Back in the mid 90's at FG, one of the most prominent young trainers of the era tried to pull the "reverse ringer" on Clocker 1.  Despite the fact that this young trainer had upwards of $30M in stock under tack at the time, and more trust-fund money than he could spend, he tried to substitute a plow mule for a 3YO who had broken his maiden at first asking 6 months earlier in Kentucky, and hadn't been seen since, in order to cash a huge bet!  To share the complete details of the planned coupe, I'd have to reveal the trainer's name, which I can't do.  Instead, here are the broad strokes.

After trudging through a half mile work in 51.4 handily, the trainer re-confirmed the ringer as the 3YO maiden breaker.  Clocker 1 said nothing, posed no queries, nor let-on that anything was amiss.  The rest of the trainer's string worked that morning without a hitch.  Only, when the official chart was published the next day in the DRF, Clocker 1 had altered slightly the ringer's workout time.

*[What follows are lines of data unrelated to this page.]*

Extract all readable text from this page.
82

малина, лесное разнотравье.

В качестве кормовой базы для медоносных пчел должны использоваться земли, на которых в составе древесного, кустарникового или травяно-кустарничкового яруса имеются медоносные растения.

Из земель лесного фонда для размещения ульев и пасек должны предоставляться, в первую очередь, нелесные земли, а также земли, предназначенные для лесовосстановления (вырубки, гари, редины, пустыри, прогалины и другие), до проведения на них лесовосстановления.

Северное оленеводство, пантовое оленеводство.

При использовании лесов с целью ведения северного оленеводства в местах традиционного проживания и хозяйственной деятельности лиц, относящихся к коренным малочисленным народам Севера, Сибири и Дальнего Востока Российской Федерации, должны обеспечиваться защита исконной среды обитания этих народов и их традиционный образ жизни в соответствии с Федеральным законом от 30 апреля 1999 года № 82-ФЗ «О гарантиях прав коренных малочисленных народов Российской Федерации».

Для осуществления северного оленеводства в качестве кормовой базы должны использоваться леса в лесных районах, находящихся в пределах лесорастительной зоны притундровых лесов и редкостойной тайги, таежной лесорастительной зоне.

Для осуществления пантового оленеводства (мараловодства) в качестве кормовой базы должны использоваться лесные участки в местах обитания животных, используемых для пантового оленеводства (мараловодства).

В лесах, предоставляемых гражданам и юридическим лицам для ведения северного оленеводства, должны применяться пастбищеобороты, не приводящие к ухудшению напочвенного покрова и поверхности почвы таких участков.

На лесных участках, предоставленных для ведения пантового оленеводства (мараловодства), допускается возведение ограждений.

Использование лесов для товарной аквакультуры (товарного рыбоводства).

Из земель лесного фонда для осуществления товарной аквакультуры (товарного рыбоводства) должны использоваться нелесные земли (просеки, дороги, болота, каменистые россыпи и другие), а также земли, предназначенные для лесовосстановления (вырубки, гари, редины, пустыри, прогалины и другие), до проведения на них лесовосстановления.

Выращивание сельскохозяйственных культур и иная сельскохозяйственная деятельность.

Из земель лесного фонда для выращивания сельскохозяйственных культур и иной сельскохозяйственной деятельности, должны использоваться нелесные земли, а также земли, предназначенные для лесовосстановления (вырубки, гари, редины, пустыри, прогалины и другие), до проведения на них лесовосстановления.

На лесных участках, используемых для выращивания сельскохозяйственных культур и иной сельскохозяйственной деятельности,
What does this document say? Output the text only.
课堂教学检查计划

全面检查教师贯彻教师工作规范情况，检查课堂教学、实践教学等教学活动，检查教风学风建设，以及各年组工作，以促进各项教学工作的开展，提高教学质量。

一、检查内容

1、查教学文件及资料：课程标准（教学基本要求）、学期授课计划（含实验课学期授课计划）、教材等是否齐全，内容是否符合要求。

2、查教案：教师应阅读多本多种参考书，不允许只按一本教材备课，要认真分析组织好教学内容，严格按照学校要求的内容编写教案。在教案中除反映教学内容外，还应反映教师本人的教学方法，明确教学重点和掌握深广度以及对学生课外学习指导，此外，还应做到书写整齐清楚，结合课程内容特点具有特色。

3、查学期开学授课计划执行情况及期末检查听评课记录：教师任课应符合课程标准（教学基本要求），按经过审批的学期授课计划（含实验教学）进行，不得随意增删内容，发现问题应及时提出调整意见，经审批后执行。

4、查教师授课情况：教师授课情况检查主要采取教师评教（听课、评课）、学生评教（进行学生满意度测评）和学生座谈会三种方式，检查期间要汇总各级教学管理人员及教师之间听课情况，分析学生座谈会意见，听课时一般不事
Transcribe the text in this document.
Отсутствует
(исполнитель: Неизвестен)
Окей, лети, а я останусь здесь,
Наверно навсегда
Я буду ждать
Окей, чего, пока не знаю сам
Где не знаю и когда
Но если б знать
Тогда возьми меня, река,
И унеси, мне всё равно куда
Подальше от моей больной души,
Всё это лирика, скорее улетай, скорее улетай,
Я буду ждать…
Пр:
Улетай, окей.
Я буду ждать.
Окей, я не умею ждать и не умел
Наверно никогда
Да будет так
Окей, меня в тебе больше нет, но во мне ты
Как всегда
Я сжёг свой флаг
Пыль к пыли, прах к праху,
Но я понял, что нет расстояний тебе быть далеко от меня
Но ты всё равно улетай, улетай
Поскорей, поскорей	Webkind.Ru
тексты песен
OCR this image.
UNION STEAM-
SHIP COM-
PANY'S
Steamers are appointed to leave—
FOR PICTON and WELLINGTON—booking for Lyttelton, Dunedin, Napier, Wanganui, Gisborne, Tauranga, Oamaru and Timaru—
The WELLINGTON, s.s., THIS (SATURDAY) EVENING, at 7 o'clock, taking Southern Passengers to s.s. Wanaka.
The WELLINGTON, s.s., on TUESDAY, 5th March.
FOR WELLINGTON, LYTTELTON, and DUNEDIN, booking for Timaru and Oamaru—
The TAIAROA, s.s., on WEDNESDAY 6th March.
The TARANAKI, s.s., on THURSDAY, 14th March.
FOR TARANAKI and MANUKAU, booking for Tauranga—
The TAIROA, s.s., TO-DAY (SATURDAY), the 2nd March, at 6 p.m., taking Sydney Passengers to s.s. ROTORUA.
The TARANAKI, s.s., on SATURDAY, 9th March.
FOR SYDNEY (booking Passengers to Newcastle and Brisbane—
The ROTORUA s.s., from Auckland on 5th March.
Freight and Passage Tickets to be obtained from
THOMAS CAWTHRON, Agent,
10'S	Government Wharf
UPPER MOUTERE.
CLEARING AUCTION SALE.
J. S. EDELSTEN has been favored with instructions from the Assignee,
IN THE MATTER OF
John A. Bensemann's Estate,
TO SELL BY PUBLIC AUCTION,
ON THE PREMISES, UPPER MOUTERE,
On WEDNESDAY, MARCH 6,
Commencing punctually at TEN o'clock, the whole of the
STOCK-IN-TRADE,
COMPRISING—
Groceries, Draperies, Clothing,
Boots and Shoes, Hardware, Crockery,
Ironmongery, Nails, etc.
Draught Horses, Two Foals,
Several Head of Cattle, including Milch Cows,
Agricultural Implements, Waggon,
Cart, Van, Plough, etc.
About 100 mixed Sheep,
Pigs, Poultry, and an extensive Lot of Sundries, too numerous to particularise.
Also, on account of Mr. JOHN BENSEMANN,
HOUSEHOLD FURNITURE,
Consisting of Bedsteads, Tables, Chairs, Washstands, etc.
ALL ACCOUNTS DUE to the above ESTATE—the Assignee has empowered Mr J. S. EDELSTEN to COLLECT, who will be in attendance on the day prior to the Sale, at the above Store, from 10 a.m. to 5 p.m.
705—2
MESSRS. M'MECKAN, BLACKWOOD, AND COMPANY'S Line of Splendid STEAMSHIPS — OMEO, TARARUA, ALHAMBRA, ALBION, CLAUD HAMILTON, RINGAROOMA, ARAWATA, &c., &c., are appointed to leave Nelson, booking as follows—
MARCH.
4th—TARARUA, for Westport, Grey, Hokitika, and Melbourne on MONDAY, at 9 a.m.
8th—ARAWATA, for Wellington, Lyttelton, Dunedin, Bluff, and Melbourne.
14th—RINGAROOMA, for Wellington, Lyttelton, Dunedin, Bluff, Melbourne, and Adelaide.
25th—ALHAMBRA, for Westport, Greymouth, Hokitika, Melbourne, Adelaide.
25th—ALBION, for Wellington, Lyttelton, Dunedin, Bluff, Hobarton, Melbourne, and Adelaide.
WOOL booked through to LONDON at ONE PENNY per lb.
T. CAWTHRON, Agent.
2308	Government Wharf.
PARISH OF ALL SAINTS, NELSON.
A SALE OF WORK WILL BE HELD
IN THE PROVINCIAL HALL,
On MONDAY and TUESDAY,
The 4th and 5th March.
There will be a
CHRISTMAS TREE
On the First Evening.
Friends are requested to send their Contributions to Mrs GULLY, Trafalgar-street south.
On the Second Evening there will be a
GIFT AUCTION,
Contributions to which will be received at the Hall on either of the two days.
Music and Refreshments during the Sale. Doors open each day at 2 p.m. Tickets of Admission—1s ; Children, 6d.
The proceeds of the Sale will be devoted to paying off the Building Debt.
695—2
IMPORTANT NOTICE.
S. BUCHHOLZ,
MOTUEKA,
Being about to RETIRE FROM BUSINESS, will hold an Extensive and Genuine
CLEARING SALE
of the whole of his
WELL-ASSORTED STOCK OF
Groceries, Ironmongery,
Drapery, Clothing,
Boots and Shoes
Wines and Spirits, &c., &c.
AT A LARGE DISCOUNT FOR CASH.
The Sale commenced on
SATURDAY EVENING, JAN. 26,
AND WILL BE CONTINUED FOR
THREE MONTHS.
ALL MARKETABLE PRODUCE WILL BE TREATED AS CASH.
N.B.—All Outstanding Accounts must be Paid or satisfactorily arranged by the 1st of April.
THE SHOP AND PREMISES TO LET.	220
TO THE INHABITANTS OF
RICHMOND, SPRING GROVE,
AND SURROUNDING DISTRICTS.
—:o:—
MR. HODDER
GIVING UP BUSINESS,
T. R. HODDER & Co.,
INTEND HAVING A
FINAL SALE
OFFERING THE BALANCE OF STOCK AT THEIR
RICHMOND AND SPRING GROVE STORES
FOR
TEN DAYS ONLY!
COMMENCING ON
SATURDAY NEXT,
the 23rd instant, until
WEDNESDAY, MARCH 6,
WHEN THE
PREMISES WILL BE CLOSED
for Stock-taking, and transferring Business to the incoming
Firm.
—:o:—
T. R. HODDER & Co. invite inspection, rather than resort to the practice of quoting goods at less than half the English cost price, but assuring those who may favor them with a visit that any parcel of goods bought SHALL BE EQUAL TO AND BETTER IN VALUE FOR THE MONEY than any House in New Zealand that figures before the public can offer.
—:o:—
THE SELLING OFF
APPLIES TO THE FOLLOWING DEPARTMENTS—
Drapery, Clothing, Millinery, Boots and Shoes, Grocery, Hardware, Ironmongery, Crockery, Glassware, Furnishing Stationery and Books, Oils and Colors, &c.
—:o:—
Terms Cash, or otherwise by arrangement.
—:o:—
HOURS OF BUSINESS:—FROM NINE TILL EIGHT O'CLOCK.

By slightly, I mean ... SEVEN SECONDS!  Instead of 51.4 handily, the 3YO's official work was listed in the DRF the next morning at 44.4 breezing!  Mr. Slick young trainer, who likely would have gotten 8-1 on his next out maiden breaker simply by playing it straight, instead had to watch his young charge win by the length of the stretch at 4/5!

For the record, said young trainer is out of the game, and no one since has tried to put-over a ringer on Clocker 1!  Great story, doncha think?  And true!

For all the problems that plague our game, the one place where common sense dictates an abnormal level of scrutiny and accuracy is the Clocker's booth.